Çeşitli badireler atlatan Satine, verem olmuştu ve yavaşça ölüyordu. Bundan
haberi olmayan Christian’ı öldürmekle tehdit eden biri vardı. Satine yine
sevdiği adamın canını kurtarmak için, ona yalan söyledi ve “seni sevmiyorum”
dedi. Christian buna inanmamıştı, inanmaktan başka çaresi kalmadığında zor bir
kez Satin’in yanına gitti.
“Öğreneceğin
tek gerçek, sevmek ve sevildiğin bilmek olacaktır” tadında bir söz vardı,
beğendim bayağı, ve ikinci önemli söz ise, “kendini parayla satan kadına asla
âşık olma.” İdi. Bu gerçek hayattan alıntıydı. Başımıza gelebilir, ya bir
fahişeye tutulursak? Başımız en az Christian kadar belada demektir.
Filmin
son bölümleri oldukça hüzünlü ve duygusal geçer. Dönem dönem duygulu
şarkılarında ağırlığını koyduğunu hissedebiliriz. Bu yazıyı bitirdikten sonra
filmin sound-track’ini indirmeyi düşünüyorum. Mutlu sona benzer bir final
olduğu söylenir söylenmez kötü haber tez ulaşır. Sahnede sergiledikleri müzikal
bittikten sonra perde arkasında fenalaşan Satine ölür. Orijinal sesiyle
dinlerseniz Christian’ın ağlayışına iç-dış hiçbir yerin dayanmayabilir. Çok
içli ağladı.
Film
aslında çok şey öğretti bana. Dünya da gerçekten aşk diye bir şey var ve bu
lanet olası duygunun bin çeşidi de var. Genelde filmlerde olur ama gerçek bir
aşk yaşamamız dileklerim sizinle olsun (duygusalım hala) tabi kimi seveceğimizi
kendimiz seçemiyoruz çoğu kez. Eğer bir fahişeye aşık olursanız size tavsiye
veremiyorum. Ne olacağını kestirmek zor, onların oyunculuk performansları da
yüksek oluyormuş. Yani sizi seviyormuş gibi yapabiliyorlar. Kanmak kolaydır.

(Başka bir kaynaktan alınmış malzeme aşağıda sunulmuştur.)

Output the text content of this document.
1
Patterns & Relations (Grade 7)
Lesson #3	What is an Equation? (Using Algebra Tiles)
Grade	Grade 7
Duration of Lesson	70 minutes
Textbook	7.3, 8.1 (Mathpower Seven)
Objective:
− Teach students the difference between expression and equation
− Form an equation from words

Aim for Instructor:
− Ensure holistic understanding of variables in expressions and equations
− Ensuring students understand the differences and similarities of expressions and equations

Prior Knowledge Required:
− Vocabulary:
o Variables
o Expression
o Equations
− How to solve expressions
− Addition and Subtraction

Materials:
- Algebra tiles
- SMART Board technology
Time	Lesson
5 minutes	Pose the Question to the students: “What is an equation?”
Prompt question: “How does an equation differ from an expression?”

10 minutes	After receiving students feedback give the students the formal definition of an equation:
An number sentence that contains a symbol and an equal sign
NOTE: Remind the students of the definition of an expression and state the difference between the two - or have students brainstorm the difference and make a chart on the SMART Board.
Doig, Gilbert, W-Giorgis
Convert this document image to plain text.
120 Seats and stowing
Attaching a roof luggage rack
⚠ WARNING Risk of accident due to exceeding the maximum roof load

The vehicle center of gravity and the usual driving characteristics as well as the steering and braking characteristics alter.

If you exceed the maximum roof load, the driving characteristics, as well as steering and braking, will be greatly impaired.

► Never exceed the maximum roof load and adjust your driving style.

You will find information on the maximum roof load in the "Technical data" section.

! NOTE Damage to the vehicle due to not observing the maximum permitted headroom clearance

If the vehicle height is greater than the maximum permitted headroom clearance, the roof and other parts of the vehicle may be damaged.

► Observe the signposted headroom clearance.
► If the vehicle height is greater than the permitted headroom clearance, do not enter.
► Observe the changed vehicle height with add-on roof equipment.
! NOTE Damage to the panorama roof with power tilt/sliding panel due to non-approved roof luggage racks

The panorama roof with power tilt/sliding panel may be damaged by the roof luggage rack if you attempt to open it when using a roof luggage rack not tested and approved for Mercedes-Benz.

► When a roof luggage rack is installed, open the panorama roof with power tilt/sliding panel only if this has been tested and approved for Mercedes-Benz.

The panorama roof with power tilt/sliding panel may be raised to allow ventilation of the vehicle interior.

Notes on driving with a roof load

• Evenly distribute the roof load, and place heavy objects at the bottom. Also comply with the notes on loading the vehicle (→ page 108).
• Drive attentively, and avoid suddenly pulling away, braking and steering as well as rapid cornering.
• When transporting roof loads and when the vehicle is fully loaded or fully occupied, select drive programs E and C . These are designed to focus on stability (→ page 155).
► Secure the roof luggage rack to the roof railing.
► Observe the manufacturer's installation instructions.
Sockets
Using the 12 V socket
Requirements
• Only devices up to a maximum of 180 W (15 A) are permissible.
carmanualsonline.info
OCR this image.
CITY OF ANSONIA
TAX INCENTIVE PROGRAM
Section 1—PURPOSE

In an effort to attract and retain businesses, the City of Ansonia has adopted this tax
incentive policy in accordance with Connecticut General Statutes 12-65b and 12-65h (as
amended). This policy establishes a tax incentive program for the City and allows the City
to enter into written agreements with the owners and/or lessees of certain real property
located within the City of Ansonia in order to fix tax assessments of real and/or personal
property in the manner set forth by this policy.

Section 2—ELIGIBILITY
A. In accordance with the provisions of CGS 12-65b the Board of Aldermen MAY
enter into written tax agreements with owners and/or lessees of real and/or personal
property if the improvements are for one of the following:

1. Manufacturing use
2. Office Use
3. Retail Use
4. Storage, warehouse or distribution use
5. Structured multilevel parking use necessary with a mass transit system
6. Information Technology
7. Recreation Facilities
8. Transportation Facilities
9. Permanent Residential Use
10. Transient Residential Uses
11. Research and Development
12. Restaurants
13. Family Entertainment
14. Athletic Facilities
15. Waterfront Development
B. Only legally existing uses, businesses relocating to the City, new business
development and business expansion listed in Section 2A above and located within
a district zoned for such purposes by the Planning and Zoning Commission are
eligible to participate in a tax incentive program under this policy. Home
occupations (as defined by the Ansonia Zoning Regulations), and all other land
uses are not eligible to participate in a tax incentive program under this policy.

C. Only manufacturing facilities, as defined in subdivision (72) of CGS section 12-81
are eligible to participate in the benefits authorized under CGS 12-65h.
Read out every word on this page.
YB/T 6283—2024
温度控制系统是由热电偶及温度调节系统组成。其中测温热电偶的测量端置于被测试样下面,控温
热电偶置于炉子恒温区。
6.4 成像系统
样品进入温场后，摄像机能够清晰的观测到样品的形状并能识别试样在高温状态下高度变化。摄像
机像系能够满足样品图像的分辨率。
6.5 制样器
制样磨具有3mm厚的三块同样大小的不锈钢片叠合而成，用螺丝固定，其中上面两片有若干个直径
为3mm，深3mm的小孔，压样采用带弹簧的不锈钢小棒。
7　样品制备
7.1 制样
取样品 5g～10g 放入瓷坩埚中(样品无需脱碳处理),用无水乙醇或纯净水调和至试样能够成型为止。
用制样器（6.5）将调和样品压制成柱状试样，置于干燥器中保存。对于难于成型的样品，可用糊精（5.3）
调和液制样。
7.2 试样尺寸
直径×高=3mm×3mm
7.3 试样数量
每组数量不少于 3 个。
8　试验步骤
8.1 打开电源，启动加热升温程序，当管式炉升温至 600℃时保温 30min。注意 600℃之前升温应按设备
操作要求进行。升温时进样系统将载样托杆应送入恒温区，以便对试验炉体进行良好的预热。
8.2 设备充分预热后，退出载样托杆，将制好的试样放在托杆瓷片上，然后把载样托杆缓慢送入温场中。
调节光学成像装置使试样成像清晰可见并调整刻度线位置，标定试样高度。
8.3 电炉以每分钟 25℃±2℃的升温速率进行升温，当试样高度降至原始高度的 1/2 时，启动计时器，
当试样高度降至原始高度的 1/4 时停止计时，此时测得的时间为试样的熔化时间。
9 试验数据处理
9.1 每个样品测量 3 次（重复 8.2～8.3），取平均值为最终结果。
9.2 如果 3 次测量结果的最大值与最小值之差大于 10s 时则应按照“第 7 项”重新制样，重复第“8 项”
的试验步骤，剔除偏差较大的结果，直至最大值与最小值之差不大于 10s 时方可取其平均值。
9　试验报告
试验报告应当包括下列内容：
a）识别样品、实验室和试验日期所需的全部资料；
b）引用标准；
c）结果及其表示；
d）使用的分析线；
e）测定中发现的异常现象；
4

Şahsi hayatımda da buna karşı çıkmışımdır, ne olursa olsun başkaları yüzünden
kendi ilişkimi bitirme kararı almamalıyız. Evet, ucunda ölüm bile olsa!
Gerçekten
aşık olduğunuza inandığınız bir dönem yaşayabilirsiniz fakat boktan bir sebeple
ayrıldıktan sonra tüm düşünceleriniz değişir. Aşka inanıyorum, bana
uğramadığını da söyleyebilirim. Acele etmeye ya da kendini kasmaya gerek yok,
nasıl olsa her canlı bir aşkla ölecek.